Arriving at Gatwick, I was informed at the Astraeus airline desk that our plane, due to carry on from Freetown to Monrovia, will infact go to Monrovia first, even though it is further away, and then return to Freetown. This is because the runway landing lights at Monrovia are not working and have not been fixed, and the plane must land in daylight in Monrovia. For me this means that the already-long flight will be two or more hours longer, and that I will not land just at dusk, but in full darkness.
The Sierra Leonean man behind me in the queue, three enormous Brixton market suitcases on a trolley, told the bony English airline worker at the head of the queue that it was inconvenient, this addition to our journey. I was just about to leap in and complain myself when I saw the airline man give a loud “tut”, then turn his back on the Sierra Leonean, and start talking to his colleague.
“You can’t get angry at us for feeling put out,” I said to the man, upset that he had been so dismissive of the African. I know for sure that he wouldn’t have turned his back on an English man.
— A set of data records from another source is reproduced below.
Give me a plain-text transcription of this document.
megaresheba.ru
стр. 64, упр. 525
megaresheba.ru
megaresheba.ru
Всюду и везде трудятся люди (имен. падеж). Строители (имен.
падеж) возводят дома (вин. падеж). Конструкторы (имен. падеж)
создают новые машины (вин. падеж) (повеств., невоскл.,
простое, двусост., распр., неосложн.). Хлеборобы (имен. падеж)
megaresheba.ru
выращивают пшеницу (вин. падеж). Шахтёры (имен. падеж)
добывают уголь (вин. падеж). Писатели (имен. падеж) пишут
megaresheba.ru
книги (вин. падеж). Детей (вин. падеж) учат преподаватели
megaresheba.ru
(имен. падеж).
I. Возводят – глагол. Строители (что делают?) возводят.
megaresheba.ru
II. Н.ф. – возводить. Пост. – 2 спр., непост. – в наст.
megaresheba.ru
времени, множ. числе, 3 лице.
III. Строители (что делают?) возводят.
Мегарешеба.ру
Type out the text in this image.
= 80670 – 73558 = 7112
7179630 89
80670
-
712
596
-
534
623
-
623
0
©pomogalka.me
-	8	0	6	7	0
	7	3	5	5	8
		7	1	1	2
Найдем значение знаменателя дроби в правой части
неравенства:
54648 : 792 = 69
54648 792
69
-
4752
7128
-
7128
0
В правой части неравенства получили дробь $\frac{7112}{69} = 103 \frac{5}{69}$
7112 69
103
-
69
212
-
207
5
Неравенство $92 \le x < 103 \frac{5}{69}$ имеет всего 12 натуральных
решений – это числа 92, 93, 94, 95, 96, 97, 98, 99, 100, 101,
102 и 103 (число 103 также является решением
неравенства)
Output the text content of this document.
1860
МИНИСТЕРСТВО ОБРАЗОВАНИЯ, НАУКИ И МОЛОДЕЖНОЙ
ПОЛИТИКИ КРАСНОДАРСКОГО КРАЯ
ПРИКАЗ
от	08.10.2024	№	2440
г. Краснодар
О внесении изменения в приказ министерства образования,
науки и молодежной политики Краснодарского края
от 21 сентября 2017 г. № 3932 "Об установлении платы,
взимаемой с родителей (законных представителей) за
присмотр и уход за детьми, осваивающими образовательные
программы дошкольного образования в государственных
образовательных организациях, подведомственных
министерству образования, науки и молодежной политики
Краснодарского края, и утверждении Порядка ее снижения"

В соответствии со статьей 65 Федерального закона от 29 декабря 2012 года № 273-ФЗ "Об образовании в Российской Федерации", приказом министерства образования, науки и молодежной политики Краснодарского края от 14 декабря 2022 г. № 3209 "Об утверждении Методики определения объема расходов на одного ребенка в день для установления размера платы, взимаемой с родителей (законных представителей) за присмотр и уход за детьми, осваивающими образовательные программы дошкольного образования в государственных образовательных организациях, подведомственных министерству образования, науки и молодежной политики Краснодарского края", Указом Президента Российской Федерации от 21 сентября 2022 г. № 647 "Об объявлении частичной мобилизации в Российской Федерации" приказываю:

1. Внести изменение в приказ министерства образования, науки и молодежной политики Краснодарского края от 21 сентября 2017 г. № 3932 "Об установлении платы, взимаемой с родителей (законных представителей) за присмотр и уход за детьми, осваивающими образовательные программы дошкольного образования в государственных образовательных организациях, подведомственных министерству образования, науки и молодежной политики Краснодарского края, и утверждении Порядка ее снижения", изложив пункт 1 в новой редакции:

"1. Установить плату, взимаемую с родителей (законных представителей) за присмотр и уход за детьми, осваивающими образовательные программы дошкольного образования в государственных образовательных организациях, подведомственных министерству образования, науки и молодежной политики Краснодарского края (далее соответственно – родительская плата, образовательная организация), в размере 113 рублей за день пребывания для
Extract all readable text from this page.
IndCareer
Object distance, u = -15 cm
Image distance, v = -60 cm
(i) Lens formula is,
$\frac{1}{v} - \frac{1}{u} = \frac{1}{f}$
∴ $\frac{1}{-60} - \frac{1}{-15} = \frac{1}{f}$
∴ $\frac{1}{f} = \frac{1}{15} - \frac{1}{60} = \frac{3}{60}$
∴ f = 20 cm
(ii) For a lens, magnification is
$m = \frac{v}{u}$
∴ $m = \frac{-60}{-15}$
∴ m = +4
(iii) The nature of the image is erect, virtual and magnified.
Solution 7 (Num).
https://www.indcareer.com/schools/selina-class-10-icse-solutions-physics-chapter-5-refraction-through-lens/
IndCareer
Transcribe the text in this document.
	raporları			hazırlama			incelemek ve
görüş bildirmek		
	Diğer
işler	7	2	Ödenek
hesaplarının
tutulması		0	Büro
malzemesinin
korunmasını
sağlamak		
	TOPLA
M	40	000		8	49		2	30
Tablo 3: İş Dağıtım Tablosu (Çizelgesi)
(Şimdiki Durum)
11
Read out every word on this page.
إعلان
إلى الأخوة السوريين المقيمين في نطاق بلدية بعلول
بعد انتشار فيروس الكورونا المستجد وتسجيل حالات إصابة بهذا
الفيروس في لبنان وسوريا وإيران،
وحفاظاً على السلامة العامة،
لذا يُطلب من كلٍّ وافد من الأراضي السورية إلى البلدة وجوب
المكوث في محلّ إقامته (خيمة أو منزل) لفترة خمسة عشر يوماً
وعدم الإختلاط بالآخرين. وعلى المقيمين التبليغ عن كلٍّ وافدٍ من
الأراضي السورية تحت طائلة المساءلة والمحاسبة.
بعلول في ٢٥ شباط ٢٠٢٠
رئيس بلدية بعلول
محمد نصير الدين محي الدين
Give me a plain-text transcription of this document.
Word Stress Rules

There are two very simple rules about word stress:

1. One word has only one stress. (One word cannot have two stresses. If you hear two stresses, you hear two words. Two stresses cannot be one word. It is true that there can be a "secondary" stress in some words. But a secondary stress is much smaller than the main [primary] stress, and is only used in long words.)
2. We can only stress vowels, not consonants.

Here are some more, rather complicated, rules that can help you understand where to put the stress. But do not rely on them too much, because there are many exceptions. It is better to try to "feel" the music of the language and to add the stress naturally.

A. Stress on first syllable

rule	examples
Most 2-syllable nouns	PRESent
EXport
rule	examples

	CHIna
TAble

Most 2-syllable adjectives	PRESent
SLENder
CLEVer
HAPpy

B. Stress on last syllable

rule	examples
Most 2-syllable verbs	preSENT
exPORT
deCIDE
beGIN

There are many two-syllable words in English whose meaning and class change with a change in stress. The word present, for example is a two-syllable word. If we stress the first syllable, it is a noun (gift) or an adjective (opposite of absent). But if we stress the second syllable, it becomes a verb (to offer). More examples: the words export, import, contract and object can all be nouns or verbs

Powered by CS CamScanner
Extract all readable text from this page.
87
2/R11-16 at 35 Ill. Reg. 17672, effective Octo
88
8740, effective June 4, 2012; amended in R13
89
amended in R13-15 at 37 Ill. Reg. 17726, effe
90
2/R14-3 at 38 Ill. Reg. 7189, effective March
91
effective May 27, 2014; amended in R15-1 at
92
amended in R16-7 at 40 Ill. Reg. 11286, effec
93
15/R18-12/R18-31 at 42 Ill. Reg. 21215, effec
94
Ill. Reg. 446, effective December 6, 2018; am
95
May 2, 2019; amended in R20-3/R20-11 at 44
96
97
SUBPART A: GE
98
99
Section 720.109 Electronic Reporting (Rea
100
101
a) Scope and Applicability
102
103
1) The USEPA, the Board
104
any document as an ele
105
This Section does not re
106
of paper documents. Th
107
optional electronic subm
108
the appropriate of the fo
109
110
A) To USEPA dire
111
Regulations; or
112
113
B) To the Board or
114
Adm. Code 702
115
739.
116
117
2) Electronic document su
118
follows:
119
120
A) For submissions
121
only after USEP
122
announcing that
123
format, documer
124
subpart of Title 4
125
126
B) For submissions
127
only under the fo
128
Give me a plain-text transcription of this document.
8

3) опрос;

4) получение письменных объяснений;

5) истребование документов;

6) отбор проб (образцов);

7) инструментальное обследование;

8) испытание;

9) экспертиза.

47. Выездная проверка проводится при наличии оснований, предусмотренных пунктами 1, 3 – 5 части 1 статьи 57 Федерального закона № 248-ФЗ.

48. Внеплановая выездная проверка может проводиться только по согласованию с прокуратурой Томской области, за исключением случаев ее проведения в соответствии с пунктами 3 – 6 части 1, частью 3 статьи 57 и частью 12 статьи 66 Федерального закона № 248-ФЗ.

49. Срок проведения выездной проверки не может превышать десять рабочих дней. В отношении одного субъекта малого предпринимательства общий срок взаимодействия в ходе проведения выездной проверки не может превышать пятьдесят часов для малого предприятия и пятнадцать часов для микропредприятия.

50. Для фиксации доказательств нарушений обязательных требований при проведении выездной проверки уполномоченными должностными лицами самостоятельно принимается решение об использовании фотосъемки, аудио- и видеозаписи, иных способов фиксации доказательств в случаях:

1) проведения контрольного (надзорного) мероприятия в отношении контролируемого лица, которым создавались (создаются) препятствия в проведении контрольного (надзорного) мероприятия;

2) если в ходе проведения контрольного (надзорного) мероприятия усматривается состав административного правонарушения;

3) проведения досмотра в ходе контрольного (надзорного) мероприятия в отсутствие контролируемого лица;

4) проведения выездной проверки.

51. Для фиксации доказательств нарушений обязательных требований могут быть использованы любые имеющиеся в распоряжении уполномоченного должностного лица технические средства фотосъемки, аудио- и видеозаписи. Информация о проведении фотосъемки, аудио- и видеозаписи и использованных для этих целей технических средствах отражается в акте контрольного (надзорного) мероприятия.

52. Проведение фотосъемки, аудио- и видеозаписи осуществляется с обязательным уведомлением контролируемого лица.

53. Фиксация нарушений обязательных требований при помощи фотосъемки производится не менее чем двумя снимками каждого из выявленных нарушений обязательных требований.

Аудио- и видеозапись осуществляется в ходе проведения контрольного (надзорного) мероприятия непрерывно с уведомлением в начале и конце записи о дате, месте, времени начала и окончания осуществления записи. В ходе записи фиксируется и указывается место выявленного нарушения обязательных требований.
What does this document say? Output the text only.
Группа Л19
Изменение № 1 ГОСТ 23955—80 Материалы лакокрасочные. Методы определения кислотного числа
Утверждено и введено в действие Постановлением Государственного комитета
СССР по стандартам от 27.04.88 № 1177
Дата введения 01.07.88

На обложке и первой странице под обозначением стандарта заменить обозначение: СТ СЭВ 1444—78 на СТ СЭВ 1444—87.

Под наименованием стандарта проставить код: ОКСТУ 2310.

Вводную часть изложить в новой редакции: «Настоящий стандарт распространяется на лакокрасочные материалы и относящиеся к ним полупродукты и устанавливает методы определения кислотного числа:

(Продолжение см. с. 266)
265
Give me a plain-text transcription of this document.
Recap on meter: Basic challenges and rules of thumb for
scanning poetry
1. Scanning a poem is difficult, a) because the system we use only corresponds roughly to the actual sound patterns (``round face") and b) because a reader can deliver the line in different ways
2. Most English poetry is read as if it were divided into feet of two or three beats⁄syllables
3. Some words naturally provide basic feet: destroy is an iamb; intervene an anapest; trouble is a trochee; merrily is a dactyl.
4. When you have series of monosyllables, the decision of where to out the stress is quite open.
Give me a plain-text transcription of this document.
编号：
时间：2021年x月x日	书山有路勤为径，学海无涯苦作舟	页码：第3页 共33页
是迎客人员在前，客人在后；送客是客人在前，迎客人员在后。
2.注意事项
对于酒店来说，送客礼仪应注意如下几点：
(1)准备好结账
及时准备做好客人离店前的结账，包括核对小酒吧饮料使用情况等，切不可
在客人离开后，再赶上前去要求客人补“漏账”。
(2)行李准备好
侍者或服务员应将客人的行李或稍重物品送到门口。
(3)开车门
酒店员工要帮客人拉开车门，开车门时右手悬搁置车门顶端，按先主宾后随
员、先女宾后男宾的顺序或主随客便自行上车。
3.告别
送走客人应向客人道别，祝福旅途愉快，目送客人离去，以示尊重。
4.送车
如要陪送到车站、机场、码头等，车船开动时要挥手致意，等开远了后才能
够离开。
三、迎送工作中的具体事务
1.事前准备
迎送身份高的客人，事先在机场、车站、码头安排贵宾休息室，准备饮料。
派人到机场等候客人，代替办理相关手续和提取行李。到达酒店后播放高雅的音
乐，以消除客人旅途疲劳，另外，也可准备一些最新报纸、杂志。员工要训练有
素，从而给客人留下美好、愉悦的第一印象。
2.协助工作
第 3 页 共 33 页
“Well, it’s not my fault if Monrovia airport can’t fix their lights. They should have done it a month ago and I’m sorry to say it but it’s typical Africa not to have done it yet,” he said.
I bristled.
Then I remembered when I lived in Ziguinchor and our airport was closed for months on end because there was no airport fence and a plane had hit a pig crossing the runway. On the day that the airport was due to re-open, a new perimeter fence protecting planes and pork-life, Air Senegal cancelled our flight because they refused to land there, as the fence, after months of work, still wasn’t finished.
I had nothing more to say. But felt cross with the guy anyway.